May 3, 2010, 10:45 p.m.

Apple has been getting progressively more aggressive in its attitude towards Adobe Flash since the release of the original iPhone back in 2007. The latest move by the company may have put it in the crosshairs of Washington’s industry watchdogs, says to the New York Post.

“According to a person familiar with the matter, the Department of Justice and Federal Trade Commission are locked in negotiations over which of the watchdogs will begin an antitrust inquiry into Apple’s new policy of requiring software developers who devise applications for devices such as the iPhone and iPad to use only Apple’s programming tools.”

The policy they are referring to is Section 3.3.1 of the iPhone Developer Program License Agreement which bans the use of programs that allow developers to write applications once and then compile them to run on many different platforms. This ban is seen as a targeted a attack at Adobe Packager for iPhone which creates stand-alone iPhone applications based on code written for Flash.

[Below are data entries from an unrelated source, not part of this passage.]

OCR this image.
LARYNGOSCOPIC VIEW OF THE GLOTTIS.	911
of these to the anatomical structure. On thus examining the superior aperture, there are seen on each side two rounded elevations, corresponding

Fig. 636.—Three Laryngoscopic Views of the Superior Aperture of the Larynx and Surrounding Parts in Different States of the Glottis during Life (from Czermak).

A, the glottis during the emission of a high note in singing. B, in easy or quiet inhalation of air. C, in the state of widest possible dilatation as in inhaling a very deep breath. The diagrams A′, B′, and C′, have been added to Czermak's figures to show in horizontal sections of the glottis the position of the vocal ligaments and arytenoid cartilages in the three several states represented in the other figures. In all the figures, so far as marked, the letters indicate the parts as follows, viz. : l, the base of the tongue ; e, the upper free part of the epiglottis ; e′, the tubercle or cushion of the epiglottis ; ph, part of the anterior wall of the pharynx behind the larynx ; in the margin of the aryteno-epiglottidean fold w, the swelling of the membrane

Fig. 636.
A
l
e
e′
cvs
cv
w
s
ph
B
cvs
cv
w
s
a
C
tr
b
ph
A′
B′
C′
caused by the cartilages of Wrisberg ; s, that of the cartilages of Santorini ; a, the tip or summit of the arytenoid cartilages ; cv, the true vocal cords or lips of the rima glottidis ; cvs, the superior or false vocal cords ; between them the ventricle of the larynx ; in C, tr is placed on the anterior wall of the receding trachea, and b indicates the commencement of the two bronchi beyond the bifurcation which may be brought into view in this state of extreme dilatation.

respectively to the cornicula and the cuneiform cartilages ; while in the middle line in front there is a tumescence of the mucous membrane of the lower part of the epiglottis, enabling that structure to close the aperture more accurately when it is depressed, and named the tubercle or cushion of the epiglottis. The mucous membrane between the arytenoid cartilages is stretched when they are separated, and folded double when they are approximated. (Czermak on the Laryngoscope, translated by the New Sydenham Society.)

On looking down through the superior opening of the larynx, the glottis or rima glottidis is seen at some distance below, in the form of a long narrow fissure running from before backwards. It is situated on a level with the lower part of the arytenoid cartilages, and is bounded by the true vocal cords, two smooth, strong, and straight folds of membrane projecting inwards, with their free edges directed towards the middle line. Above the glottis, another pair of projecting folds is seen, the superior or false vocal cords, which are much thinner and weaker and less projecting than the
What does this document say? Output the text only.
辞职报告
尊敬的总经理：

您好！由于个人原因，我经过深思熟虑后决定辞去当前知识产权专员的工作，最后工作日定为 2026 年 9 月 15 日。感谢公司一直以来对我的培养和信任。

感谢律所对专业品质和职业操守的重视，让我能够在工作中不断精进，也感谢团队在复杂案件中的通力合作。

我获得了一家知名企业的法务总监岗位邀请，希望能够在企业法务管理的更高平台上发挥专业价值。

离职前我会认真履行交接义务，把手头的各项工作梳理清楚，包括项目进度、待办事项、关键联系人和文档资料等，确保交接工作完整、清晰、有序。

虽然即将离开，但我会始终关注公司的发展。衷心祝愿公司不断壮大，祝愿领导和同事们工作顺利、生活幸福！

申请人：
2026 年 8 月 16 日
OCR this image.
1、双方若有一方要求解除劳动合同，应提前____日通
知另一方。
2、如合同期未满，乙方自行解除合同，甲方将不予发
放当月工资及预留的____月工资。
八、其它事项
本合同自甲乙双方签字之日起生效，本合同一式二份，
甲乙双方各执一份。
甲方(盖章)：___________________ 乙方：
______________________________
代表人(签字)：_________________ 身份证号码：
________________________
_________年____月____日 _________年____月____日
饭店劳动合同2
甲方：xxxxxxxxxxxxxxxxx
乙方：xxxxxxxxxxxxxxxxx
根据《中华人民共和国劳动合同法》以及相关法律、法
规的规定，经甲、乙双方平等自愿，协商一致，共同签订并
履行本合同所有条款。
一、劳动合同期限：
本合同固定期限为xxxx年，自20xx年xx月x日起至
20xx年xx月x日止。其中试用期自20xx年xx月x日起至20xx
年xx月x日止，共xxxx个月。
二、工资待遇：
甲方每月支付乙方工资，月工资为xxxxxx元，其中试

Apple’s attitude was clearly expressed by Steve Jobs in an open letter on the matter. According to Jobs, cross platform development tools like the one offered by Adobe stifle innovation because they move forward with the lowest common set of features across the platforms that they support rather than allow developers to take full advantage of the latest and greatest of an individual platform. On the other side of that coin are small developers who often lack the funds required to write different versions of their applications to release on all platforms. In their case, cross compilers allow them to reach the largest possible audience with the smallest possible investment.

At this point it is unclear that an inquiry will ever lead to a full fledged anti trust suit against Apple but it seems that the company that assured us that “1984 won’t be like ‘1984’” is coming eerily close to Big Brother in 2010.